His white complexion turned ghostly, and
then, he crumpled back onto the chair, leaning over and gasping for breath.
“You okay, Tristan?” Adam asked, patting
him on the back.
Tristan?
Where had she heard that name before?
Come on,
Amelia
, her inner voice urged.
Put it together.
You know this.
Tristan.
Tristan.
Oh my God.
“Erin belongs to you,” she said in a small,
shaky voice, not really to him, more to herself.
If Erin was his, then that meant Erin had set
this up.
She had helped him.
Erin had known all along about her parents,
about Mitchell, about everything.
She
hadn’t really been hurt and she had lured Amelia out to her death.

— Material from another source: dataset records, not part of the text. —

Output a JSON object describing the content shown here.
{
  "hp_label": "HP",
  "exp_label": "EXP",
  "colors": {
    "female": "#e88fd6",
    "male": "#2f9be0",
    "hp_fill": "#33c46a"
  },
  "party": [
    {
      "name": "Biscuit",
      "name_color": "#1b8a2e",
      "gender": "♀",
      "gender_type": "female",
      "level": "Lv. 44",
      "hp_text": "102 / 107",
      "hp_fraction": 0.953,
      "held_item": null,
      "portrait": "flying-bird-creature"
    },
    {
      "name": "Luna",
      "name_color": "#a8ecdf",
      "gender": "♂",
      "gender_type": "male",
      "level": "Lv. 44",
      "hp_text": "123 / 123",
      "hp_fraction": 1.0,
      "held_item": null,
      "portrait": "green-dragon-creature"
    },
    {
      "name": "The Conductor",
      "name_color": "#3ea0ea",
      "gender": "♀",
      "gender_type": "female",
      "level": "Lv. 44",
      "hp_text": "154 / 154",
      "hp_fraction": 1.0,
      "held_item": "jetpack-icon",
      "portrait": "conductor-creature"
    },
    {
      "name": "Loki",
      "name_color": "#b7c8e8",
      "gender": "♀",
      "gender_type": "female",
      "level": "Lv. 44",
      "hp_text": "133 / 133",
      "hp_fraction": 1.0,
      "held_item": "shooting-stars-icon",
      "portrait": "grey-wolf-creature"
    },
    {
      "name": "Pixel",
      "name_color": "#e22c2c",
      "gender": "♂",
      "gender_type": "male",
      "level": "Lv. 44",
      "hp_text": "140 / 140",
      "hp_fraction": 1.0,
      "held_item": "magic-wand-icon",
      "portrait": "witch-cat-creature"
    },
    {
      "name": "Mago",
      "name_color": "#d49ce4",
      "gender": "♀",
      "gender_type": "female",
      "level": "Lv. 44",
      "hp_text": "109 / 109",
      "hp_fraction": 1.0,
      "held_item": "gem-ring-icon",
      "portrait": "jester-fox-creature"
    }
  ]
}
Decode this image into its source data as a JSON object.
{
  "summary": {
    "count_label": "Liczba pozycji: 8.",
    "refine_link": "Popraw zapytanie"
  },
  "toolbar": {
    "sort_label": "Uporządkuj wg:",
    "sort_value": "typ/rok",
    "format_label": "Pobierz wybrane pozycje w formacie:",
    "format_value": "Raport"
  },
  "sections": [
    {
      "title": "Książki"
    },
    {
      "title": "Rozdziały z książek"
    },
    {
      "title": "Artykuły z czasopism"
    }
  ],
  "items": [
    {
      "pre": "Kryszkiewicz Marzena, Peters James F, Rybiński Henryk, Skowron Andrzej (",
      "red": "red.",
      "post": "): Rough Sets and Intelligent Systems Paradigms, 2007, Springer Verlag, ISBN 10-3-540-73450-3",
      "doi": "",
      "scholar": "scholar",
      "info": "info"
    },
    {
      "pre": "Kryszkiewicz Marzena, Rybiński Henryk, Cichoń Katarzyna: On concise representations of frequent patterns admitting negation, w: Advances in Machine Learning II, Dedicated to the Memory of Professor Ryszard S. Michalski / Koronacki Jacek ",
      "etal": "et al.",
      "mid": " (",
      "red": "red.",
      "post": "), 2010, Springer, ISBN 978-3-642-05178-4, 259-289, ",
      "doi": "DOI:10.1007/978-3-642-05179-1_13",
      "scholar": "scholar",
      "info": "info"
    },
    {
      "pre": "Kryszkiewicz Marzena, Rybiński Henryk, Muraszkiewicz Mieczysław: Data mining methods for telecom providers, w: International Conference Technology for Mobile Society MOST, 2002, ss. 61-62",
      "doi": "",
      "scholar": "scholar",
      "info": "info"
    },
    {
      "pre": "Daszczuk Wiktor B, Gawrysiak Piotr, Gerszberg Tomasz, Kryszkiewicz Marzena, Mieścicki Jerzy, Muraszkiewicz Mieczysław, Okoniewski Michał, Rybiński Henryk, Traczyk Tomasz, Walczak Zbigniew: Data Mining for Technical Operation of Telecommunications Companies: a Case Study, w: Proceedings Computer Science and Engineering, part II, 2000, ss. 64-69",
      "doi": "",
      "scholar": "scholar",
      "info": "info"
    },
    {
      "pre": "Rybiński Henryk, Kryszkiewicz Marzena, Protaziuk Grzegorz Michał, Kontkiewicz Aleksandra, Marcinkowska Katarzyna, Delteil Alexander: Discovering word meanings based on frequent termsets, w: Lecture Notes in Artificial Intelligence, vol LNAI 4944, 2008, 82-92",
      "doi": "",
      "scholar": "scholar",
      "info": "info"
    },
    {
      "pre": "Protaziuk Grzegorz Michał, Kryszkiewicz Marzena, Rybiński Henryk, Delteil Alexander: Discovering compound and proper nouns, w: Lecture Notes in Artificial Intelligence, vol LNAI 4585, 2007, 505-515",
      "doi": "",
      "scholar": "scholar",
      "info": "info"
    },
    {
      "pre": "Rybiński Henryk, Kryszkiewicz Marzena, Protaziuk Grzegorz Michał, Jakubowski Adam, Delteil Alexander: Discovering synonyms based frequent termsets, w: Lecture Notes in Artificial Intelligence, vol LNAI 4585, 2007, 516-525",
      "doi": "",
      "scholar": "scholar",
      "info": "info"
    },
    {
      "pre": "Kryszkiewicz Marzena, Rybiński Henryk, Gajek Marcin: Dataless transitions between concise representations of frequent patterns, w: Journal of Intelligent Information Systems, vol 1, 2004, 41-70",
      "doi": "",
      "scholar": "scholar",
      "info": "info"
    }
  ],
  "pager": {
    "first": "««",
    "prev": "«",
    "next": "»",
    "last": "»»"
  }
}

He laughed, not a nice laugh.
“Yes, Erin’s mine.
Or was.”
Tristan stood up slowly and ran his hands
through his greasy black hair, and then he shrugged and glanced at Adam and
Kandi who were standing by him, waiting anxiously.
“Erin’s no longer with us.
At least I won’t have to lie to her
anymore.
Mitchell just killed her.”
“Oh well,”
Kandi
said with a malicious smile.
“I wasn’t a
fan of Erin 2.0.
But third time’s a
charm, right?
Maybe you’ll get lucky
next time.”
Dead.
Did he really just say Erin
was dead?
And
Mitchell…
Mitchell killed her?
No.
He wouldn’t,
Amelia tried to convince herself.
But she knew, deep down, that if Mitchell thought Erin had hurt her he
wouldn’t think twice about killing her.
“Why are you doing this?” Amelia asked and realized she was crying when
she heard the tears in her voice.
“Don’t cry, Amelia,” Tristan said.
He reached out to brush her tears away and
before she thought about it, she bit him.
She bit hard, almost hard enough to draw blood—but not quite.
His eyes flashed and the florescent lighting
glistened off his fangs.
In a quick,
fluid motion, he slapped her.
Amelia
screamed out in pain.
She was sure her cheekbone
had cracked from the impact.
Adam and
Kandi
lunged for him, tackling him down to the ground.
Amelia tried to follow them but it was a
useless effort.
She couldn’t keep up
with their speed.
They were on the
ground, and then they weren’t.
They were
behind her.
The three of them were
moving so quickly that when she looked to the sounds of the scuffle they were
already across the room.
“Tristan,
stop,” Adam grunted.
Somehow, he had
managed to get Tristan into a headlock.
“You’ve waited too long for revenge.
What’s the point if you kill her before Mitchell gets here?”